Portugal segue o modelo legislativo do consentimento presumido, ou seja, todas as pessoas são potenciais dadores de órgãos a não ser que recusem antecipadamente.
É permitido recolher órgãos em dadores em morte cerebral, bem como em paragem cardiocirculatória não controlada (DPCC), o que inclui, por exemplo, situações de emergência ou paragem cardíaca súbita.
Contando com o CHUSJ, são cinco os centros hospitalares do país com gabinetes ligados a esta área.

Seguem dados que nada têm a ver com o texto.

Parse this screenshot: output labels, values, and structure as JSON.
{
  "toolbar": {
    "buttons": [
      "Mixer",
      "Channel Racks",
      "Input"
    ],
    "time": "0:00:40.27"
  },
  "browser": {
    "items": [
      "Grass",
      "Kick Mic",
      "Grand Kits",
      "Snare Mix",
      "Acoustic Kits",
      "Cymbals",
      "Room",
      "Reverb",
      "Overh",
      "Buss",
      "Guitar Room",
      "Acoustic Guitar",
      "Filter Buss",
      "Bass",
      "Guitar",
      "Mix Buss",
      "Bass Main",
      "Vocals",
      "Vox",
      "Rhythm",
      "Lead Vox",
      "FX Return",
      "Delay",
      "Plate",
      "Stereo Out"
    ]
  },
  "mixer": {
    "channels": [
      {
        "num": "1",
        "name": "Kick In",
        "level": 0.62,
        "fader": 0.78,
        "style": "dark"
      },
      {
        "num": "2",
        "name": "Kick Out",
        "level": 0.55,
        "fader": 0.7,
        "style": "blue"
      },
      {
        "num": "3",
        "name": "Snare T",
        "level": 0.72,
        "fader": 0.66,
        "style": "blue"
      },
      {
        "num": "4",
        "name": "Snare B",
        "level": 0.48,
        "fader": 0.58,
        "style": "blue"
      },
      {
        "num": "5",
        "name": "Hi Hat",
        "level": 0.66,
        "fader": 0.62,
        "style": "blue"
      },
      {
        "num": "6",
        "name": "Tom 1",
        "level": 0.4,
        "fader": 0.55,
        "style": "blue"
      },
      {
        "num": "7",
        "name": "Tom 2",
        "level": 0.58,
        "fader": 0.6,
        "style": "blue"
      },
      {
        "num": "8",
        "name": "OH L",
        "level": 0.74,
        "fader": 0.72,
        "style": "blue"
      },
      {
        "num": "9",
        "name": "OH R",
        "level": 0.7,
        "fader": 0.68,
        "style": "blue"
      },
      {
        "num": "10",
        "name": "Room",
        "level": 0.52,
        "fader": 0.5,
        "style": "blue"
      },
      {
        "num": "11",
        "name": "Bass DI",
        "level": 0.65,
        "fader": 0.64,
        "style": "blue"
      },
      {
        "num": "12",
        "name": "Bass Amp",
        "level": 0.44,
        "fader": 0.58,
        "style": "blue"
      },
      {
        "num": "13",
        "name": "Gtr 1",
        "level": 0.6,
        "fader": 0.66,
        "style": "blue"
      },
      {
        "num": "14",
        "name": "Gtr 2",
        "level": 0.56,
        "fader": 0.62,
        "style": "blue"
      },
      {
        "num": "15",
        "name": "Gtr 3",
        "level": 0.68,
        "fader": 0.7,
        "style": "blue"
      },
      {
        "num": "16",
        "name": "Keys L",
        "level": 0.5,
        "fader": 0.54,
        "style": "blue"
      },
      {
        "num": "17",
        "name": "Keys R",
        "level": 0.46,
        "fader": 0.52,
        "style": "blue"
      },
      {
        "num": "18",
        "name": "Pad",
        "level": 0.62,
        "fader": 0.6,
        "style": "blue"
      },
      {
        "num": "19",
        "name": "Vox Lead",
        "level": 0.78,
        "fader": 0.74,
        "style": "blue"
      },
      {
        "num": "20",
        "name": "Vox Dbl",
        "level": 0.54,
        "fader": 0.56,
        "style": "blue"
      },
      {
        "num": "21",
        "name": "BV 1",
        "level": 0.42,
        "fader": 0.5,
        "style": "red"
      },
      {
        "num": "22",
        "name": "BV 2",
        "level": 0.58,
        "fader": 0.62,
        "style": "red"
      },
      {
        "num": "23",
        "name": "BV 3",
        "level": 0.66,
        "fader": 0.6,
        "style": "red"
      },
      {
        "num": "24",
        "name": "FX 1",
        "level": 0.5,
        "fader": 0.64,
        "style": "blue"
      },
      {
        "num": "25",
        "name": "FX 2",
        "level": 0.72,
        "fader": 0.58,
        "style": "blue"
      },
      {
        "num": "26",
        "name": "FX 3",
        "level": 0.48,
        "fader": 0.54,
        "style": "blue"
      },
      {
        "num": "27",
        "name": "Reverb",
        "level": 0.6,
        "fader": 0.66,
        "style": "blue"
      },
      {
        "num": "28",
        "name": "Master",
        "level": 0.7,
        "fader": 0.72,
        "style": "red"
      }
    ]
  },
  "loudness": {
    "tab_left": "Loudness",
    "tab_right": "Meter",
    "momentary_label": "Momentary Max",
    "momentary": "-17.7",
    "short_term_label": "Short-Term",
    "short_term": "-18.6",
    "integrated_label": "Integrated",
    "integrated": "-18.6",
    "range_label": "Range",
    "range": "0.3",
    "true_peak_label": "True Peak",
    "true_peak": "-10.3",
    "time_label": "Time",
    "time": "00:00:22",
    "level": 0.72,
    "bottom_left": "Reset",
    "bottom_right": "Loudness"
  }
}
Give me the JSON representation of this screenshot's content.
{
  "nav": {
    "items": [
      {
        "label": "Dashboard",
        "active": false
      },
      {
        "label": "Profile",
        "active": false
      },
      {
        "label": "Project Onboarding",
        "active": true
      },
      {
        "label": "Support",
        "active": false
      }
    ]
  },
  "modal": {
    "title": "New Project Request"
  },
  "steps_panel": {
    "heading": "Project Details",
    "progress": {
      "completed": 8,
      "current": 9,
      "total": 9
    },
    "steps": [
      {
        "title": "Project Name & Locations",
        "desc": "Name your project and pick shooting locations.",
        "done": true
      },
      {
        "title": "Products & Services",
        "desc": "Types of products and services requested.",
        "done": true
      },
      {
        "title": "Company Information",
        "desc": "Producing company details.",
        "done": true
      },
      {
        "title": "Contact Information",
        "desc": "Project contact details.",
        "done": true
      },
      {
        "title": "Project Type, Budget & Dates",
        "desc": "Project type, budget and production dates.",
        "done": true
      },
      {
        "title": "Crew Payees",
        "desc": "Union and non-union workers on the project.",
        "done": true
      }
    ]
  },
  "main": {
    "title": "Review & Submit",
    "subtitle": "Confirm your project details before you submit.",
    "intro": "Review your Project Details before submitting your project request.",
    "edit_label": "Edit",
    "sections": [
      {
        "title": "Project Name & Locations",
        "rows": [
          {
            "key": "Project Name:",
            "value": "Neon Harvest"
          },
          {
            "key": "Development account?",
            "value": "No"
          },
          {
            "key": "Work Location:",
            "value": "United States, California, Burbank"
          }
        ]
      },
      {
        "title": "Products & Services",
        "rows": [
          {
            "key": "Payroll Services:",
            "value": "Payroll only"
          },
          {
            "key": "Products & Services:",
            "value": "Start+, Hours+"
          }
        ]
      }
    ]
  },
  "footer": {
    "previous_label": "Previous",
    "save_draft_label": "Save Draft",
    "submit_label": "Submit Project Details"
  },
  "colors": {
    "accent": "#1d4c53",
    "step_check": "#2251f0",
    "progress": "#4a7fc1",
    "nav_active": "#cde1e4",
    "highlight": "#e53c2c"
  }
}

Margarida Rios realça que “Portugal tem estado à escala mundial numa posição muito boa”, mas acredita que o país “já está preparado” para discutir mais alternativas na área da transplantação e, com isso, ir reduzindo as listas de espera.
“A nível internacional, o grupo de dadores em paragem circulatória tem uma maior expressão em pessoas que não são os dadores que vêm da rua em paragem súbita. São pessoas em paragem circulatória controlada, pessoas que estão em cuidados intensivos e apresentam uma situação cerebral catastrófica. Isto não está legislado em Portugal. Mas acredito que este grupo venha a significar um ‘pull’ de órgãos significativo”, referiu a especialista.
Em causa estão doentes internados em cuidados intensivos que têm um prognóstico muito mau, lesões irreversíveis e a perspetiva de falecimento a curto prazo.
“Quando comunicamos com uma família, cujo familiar está em morte cerebral, explicamos a irreversibilidade da situação. Morte cerebral é igual à morte do indivíduo e compreende-se que aquela pessoa é dadora de órgãos. Na morte por paragem circulatória não controlada explicamos que tentamos reanimar exaustivamente a pessoa e não conseguimos. É aceitável porque se verifica o óbito. Só depois é que se fala em colheita de órgãos. Para este grupo [paragem circulatória controlada], a mensagem é mais difícil de transmitir”, descreveu a médica.
Margarida Rios admite que a questão é “sensível”, “eticamente delicada” e exige uma discussão “muito transparente”, mas reitera que “com esse grupo seria possível aumentar o número de órgãos para transplante e diminuir as listas de espera”.
“É um processo que o IPST ainda tem de desenvolver ao nível do enquadramento legislativo”, referiu.
Alargar os critérios de aceitação, ainda que “em Portugal a idade já não seja um critério absoluto”, pode constituir também um ganho no número de colheitas possíveis, concluiu a diretora.